Pool pace is a useful starting point, but open-water swim pace is not a direct copy of your best repeat in the lane. No wall push-offs, sighting, contact, chop, current, wetsuit fit, and navigation can all move your triathlon swim split.
Start with a repeatable pool pace, then add 5 to 15 seconds per 100 m for open-water conditions unless you have race data that proves otherwise. Use the pace-to-split converter to convert that adjusted swim pace into a race split.
Use repeatable pace, not best pace
Your best single 100 m is rarely a good race input. A better number is the pace you can repeat calmly across a longer set while maintaining form. For example, if you can repeat 10 x 100 m at 2:00 with short rest, that is more useful than one 1:43 effort.
Why open water is slower for many athletes
Open water removes the wall push-off and adds navigation. Every sighting motion can interrupt body position. Contact at the start can raise heart rate. Choppy water can shorten the stroke. These small costs add up across 750 m, 1.5 km, 1.9 km, or 3.8 km.
When open water can be faster
A wetsuit, legal drafting, current, and strong course navigation can make open-water pace faster than expected.

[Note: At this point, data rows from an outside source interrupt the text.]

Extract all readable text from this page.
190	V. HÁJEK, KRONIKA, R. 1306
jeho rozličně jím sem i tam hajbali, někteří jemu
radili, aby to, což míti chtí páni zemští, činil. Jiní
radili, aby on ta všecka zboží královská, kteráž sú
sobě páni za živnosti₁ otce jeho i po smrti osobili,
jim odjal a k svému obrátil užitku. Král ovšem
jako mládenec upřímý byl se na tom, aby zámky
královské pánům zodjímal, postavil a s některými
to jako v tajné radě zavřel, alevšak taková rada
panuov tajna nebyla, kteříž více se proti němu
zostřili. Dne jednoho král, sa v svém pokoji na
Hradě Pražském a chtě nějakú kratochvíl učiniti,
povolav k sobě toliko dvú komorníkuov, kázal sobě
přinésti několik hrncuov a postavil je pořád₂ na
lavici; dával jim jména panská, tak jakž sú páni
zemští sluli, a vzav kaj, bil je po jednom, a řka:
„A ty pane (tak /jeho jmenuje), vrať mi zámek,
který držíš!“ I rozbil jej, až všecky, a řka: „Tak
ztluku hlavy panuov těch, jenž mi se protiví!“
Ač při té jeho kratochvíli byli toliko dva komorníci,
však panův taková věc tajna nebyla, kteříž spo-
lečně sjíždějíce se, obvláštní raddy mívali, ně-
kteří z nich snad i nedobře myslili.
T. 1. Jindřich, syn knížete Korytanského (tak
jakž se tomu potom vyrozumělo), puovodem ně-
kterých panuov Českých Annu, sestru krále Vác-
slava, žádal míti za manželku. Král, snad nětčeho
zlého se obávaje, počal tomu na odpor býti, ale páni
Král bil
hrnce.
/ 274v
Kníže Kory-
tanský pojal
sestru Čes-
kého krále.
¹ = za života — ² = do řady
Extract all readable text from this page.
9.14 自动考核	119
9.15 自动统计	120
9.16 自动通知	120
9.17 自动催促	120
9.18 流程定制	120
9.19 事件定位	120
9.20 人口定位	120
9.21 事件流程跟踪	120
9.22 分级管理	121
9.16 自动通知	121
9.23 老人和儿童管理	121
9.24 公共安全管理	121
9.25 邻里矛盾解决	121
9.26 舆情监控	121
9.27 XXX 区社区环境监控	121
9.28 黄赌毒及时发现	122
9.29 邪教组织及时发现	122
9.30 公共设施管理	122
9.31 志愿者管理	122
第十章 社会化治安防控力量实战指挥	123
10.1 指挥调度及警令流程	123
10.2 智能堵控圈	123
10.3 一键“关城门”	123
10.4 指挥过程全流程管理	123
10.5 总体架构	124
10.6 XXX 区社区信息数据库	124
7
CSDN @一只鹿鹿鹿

Experienced swimmers sometimes gain time from better body position and drafting. Newer swimmers should still plan conservatively until race data supports a faster estimate.
Simple adjustment guide
- Experienced open-water swimmer: pool pace plus 0-5 sec/100 m.
- Average age-grouper: pool pace plus 5-10 sec/100 m.
- New or anxious swimmer: pool pace plus 10-20 sec/100 m.
The fastest overall race rarely comes from forcing the swim. A calm swim sets up a cleaner T1, a steadier bike, and a run that begins with less stress already in the system.